While the role of medicine in early modern theatre has been studied extensively in recent years, little attention has been paid to the intersections of theatre and medicine in modern drama. The second half of the nineteenth century and the first quarter of the twentieth witnessed innovations in both fields, as a self-styled "modern" theatre asserted itself against the conventions of an earlier period, and medical science claimed new authority as part of the emerging network of modern disciplines. One impediment to recognizing the role of the medical in modern drama has been the prominence of realism within this tradition. Because of realism's investment in the ideology of the visible, the interior landscape of disease is consigned to one of its many offstage realms, while the theatrical use of technological devices by which this realm might be disclosed to the audience – image and sound projection, X-ray imaging, and so on – are precluded from strictly illusionistic theatre.

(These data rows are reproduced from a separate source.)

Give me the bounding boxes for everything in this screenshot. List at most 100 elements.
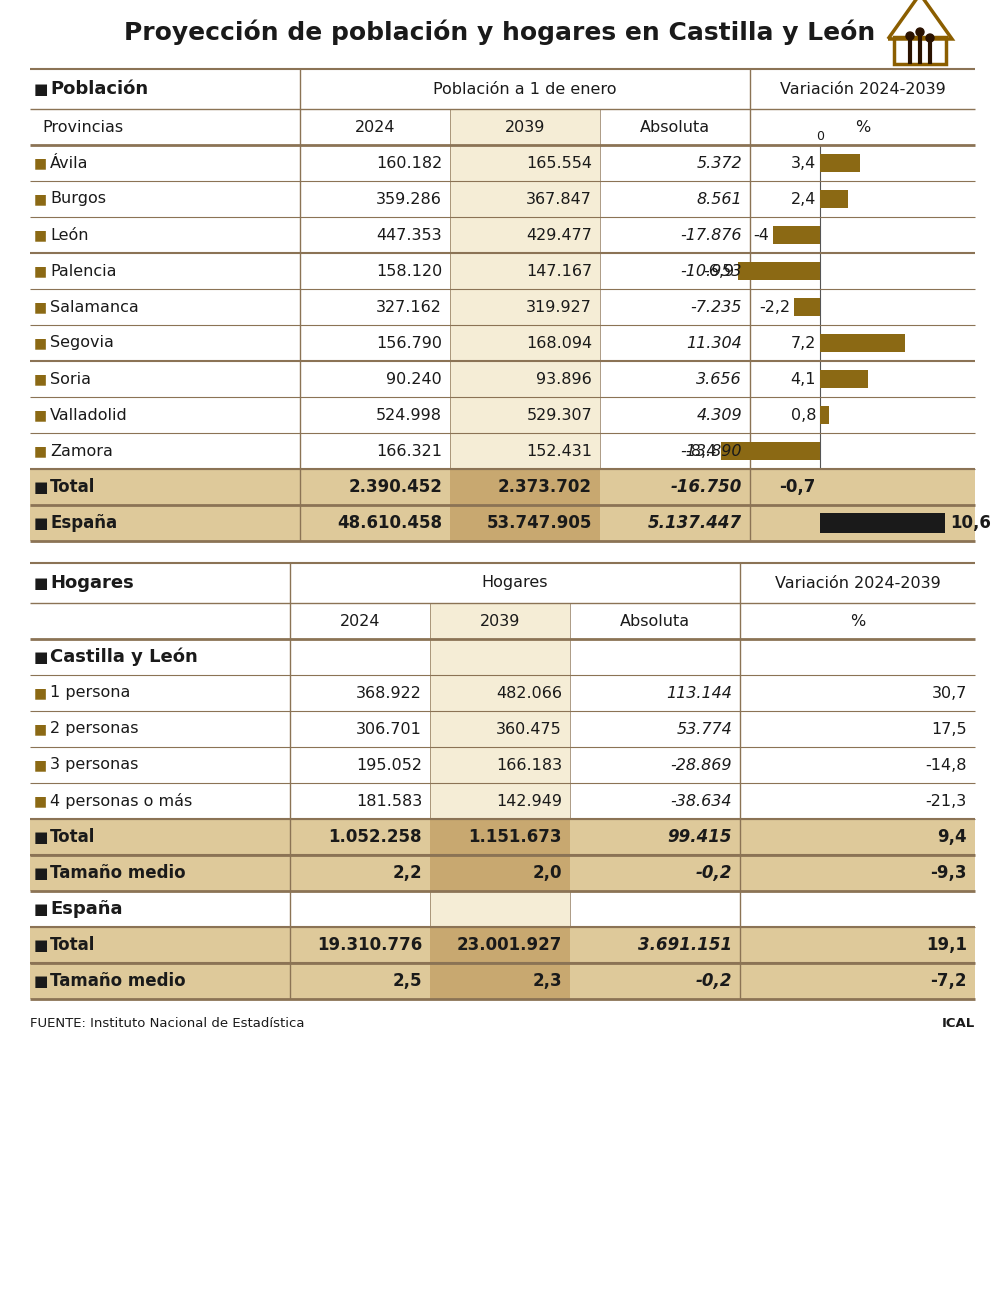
Bar	[820, 370, 868, 387]
Text: ■: ■	[34, 81, 48, 96]
Text: ■: ■	[34, 901, 48, 917]
Text: Proyección de población y hogares en Castilla y León: Proyección de población y hogares en Cas…	[124, 20, 876, 44]
Text: Zamora: Zamora	[50, 443, 113, 459]
Text: -17.876: -17.876	[680, 227, 742, 243]
Text: 5.372: 5.372	[696, 155, 742, 171]
Bar	[430, 639, 570, 675]
Text: 8.561: 8.561	[696, 192, 742, 206]
Text: Soria: Soria	[50, 372, 91, 386]
Text: 5.137.447: 5.137.447	[648, 514, 742, 532]
Bar	[820, 334, 905, 352]
Text: 7,2: 7,2	[791, 335, 816, 351]
Text: -28.869: -28.869	[670, 758, 732, 772]
Text: 2,2: 2,2	[392, 865, 422, 882]
Text: 2024: 2024	[340, 613, 380, 629]
Bar	[430, 782, 570, 819]
Bar	[430, 927, 570, 962]
Text: 3.691.151: 3.691.151	[638, 936, 732, 955]
Text: -21,3: -21,3	[926, 794, 967, 808]
Bar	[30, 469, 975, 505]
Text: 166.183: 166.183	[496, 758, 562, 772]
Bar	[450, 216, 600, 253]
Bar	[430, 819, 570, 855]
Bar	[450, 361, 600, 396]
Text: -14,8: -14,8	[926, 758, 967, 772]
Text: Total: Total	[50, 828, 95, 846]
Text: -10.953: -10.953	[680, 263, 742, 279]
Text: 142.949: 142.949	[496, 794, 562, 808]
Text: 359.286: 359.286	[376, 192, 442, 206]
Text: 482.066: 482.066	[496, 686, 562, 700]
Text: ■: ■	[34, 372, 47, 386]
Text: 2,4: 2,4	[791, 192, 816, 206]
Text: 2039: 2039	[505, 120, 545, 134]
Text: 48.610.458: 48.610.458	[337, 514, 442, 532]
Bar	[820, 407, 829, 424]
Bar	[430, 675, 570, 711]
Text: 367.847: 367.847	[526, 192, 592, 206]
Text: -0,7: -0,7	[780, 479, 816, 496]
Bar	[450, 505, 600, 541]
Text: 4.309: 4.309	[696, 407, 742, 422]
Text: ■: ■	[34, 575, 48, 591]
Bar	[30, 819, 975, 855]
Bar	[30, 505, 975, 541]
Text: 93.896: 93.896	[536, 372, 592, 386]
Bar	[450, 181, 600, 216]
Text: León: León	[50, 227, 88, 243]
Text: 195.052: 195.052	[356, 758, 422, 772]
Text: 0: 0	[816, 130, 824, 143]
Text: 53.774: 53.774	[676, 721, 732, 737]
Text: 2024: 2024	[355, 120, 395, 134]
Bar	[30, 855, 975, 891]
Text: Salamanca: Salamanca	[50, 300, 139, 314]
Text: -16.750: -16.750	[671, 479, 742, 496]
Bar	[450, 469, 600, 505]
Text: 30,7: 30,7	[932, 686, 967, 700]
Text: ■: ■	[34, 649, 48, 665]
Text: 4,1: 4,1	[790, 372, 816, 386]
Text: 524.998: 524.998	[376, 407, 442, 422]
Text: 99.415: 99.415	[668, 828, 732, 846]
Bar	[773, 227, 820, 244]
Circle shape	[916, 27, 924, 37]
Bar	[450, 289, 600, 325]
Text: ■: ■	[34, 408, 47, 422]
Text: 3 personas: 3 personas	[50, 758, 138, 772]
Bar	[450, 145, 600, 181]
Text: Tamaño medio: Tamaño medio	[50, 971, 186, 990]
Text: -2,2: -2,2	[759, 300, 790, 314]
Text: Total: Total	[50, 479, 95, 496]
Text: 1.052.258: 1.052.258	[328, 828, 422, 846]
Text: Palencia: Palencia	[50, 263, 116, 279]
Bar	[30, 927, 975, 962]
Text: 9,4: 9,4	[937, 828, 967, 846]
Text: -7.235: -7.235	[691, 300, 742, 314]
Bar	[894, 37, 946, 64]
Bar	[430, 602, 570, 639]
Bar	[430, 747, 570, 782]
Text: %: %	[855, 120, 870, 134]
Text: Variación 2024-2039: Variación 2024-2039	[780, 81, 945, 96]
Text: ■: ■	[34, 686, 47, 700]
Text: 156.790: 156.790	[376, 335, 442, 351]
Text: 319.927: 319.927	[526, 300, 592, 314]
Text: 165.554: 165.554	[526, 155, 592, 171]
Text: Castilla y León: Castilla y León	[50, 648, 198, 666]
Text: Población a 1 de enero: Población a 1 de enero	[433, 81, 617, 96]
Text: Hogares: Hogares	[50, 574, 134, 592]
Text: FUENTE: Instituto Nacional de Estadística: FUENTE: Instituto Nacional de Estadístic…	[30, 1017, 304, 1030]
Text: 327.162: 327.162	[376, 300, 442, 314]
Text: -4: -4	[753, 227, 769, 243]
Text: Hogares: Hogares	[482, 575, 548, 591]
Text: España: España	[50, 514, 117, 532]
Text: Burgos: Burgos	[50, 192, 106, 206]
Bar	[450, 253, 600, 289]
Text: Absoluta: Absoluta	[640, 120, 710, 134]
Text: 10,6: 10,6	[950, 514, 991, 532]
Bar	[450, 325, 600, 361]
Text: 360.475: 360.475	[496, 721, 562, 737]
Text: España: España	[50, 900, 122, 918]
Text: 4 personas o más: 4 personas o más	[50, 793, 192, 808]
Text: -0,2: -0,2	[696, 865, 732, 882]
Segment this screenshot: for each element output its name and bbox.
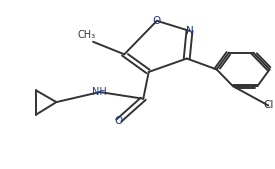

But realist (and naturalist) theatre is more deeply implicated in medical ways of seeing than its representational limitations suggest. Because of the tensions within realism between illusionism and actuality, realism is uniquely poised to reveal the somatic body in its normal and pathological states and in its physiological interaction with its environment. The many doctors who people modern drama are threshold figures who negotiate the social visibility of illness, demarcate the line between normal and pathological, and often represent theories and disciplinary ideologies that construct the human in medical terms. By modelling various forms of scientific and medical observation, theatrical doctors also direct attention to the complex symptomology of modern drama, in which the boundary between the body's surface and interior becomes the site of spectatorial interpretive operations.